Le problème fondamental du projet de loi C-18 était sa prémisse selon laquelle les plateformes comme Google et Facebook s’appropriaient indûment les contenus de nouvelles et tiraient des avantages injustes des hyperliens vers ces contenus. Certains sénateurs étaient sceptiques quant à cette prémisse et ont demandé des données pour étayer cette affirmation. Cependant, aucune donnée n’a été fournie par les parties concernées.
Amendement et évaluation inconfortable
Un amendement a été proposé pour corriger cette anomalie dans le projet de loi C-18. Cet amendement visait à reconnaître la valeur que les médias tirent du trafic généré par Google et Facebook. Cependant, cet amendement a été rejeté par la Chambre des communes. Le projet de loi a alors proposé une solution radicale en ne considérant qu’un seul côté de l’équation lors des négociations sur l’indemnisation équitable à verser aux médias. La valeur attribuée aux hyperliens vers les sites de nouvelles serait présumée nulle.
Cet amendement visait à apporter des fondations plus réalistes au projet de loi C-18, mais il a rencontré des résistances. Malgré cela, l’amendement a été accepté par le Sénat.

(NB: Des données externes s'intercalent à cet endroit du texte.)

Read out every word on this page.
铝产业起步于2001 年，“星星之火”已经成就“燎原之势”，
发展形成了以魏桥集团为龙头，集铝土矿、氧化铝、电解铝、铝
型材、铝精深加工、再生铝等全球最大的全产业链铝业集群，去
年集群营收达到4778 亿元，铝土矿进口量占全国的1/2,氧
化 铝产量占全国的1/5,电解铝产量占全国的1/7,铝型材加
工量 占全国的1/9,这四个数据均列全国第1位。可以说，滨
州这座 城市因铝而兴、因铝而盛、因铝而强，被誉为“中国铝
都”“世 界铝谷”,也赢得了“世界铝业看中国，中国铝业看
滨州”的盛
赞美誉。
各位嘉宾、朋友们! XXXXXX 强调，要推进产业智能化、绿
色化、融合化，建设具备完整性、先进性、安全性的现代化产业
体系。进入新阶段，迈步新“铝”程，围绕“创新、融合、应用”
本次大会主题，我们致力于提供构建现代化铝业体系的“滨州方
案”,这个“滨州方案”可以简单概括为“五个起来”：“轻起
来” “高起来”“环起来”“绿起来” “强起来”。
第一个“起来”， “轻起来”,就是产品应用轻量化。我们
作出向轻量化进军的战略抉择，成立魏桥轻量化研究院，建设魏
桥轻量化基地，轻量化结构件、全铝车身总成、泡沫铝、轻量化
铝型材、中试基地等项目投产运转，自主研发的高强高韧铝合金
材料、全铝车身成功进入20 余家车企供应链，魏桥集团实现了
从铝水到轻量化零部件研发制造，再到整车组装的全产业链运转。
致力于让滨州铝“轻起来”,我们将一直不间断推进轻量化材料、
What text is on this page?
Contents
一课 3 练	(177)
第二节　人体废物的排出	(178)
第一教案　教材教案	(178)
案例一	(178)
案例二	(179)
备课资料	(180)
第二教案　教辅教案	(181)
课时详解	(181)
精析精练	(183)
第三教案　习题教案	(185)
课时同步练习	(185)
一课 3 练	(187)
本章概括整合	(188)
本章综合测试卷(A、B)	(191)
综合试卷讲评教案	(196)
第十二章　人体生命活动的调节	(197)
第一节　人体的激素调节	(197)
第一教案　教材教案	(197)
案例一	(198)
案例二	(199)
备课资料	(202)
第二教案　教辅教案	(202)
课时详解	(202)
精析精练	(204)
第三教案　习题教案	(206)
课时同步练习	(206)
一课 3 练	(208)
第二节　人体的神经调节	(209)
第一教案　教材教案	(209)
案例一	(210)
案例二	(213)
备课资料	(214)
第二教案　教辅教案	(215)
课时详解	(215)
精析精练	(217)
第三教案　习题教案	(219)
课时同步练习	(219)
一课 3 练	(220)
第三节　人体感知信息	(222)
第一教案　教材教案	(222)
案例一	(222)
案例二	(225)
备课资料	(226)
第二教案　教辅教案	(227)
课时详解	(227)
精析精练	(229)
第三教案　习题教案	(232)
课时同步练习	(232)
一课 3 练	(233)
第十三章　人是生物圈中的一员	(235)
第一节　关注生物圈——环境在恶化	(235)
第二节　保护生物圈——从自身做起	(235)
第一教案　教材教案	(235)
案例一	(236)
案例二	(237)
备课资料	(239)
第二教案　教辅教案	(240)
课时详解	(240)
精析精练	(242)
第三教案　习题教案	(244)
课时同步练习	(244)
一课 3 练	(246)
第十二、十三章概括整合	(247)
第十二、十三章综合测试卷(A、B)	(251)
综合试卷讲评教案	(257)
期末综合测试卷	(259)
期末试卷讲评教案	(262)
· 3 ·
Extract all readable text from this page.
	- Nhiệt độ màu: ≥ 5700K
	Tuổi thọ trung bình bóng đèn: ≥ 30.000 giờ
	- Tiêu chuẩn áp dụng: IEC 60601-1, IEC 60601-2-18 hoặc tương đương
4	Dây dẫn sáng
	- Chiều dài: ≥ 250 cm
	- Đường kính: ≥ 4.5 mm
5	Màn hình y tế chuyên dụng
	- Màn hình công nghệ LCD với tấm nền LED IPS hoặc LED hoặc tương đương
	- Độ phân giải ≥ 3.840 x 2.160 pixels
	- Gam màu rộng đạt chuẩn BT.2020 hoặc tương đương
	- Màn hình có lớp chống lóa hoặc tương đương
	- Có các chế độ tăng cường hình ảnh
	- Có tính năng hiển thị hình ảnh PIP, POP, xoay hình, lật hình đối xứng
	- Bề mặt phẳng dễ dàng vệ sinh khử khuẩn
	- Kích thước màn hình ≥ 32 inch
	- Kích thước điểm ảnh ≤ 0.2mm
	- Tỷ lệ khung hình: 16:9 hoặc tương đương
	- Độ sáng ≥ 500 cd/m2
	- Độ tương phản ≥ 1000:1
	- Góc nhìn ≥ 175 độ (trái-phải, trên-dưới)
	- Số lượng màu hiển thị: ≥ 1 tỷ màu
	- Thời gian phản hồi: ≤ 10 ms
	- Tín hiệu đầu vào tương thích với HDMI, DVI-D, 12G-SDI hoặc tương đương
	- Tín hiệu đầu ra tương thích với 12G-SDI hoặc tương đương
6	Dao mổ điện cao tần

Problèmes de la loi C-18 et solution proposée
Outre la problématique de la prémisse du projet de loi C-18, une autre question fondamentale a été soulevée : la solution proposée, à savoir l’obligation de payer pour publier des hyperliens. L’Union européenne a adopté une approche différente en proposant des droits de propriété intellectuelle élargis, tandis que plusieurs experts ont recommandé la création d’un fonds de soutien au journalisme financé par les grandes plateformes.
Mais le gouvernement canadien a choisi de suivre le modèle australien et d’obliger les plateformes à payer pour les hyperliens d’information. Cette approche pose deux problèmes majeurs : elle viole la norme des « hyperliens libres » protégés par la Loi sur le droit d’auteur, et elle offre à Meta et Google la possibilité de s’exclure du régime de C-18 en supprimant les liens de nouvelles de leurs plateformes.
Impact actuel et réglementation finale
La réglementation finale de la loi C-18 pourrait atténuer certaines lacunes du projet de loi, mais cela nécessiterait des changements importants. Actuellement, la situation est inquiétante pour le journalisme canadien, avec la disparition de liens d’information sur Meta et potentiellement sur Google, l’absence de nouveaux fonds pour les médias et une baisse significative du trafic. Le gouvernement pourrait être contraint d’appliquer C-18 de manière créative, d’accorder une exemption à Google ou de modifier la loi en dernier recours.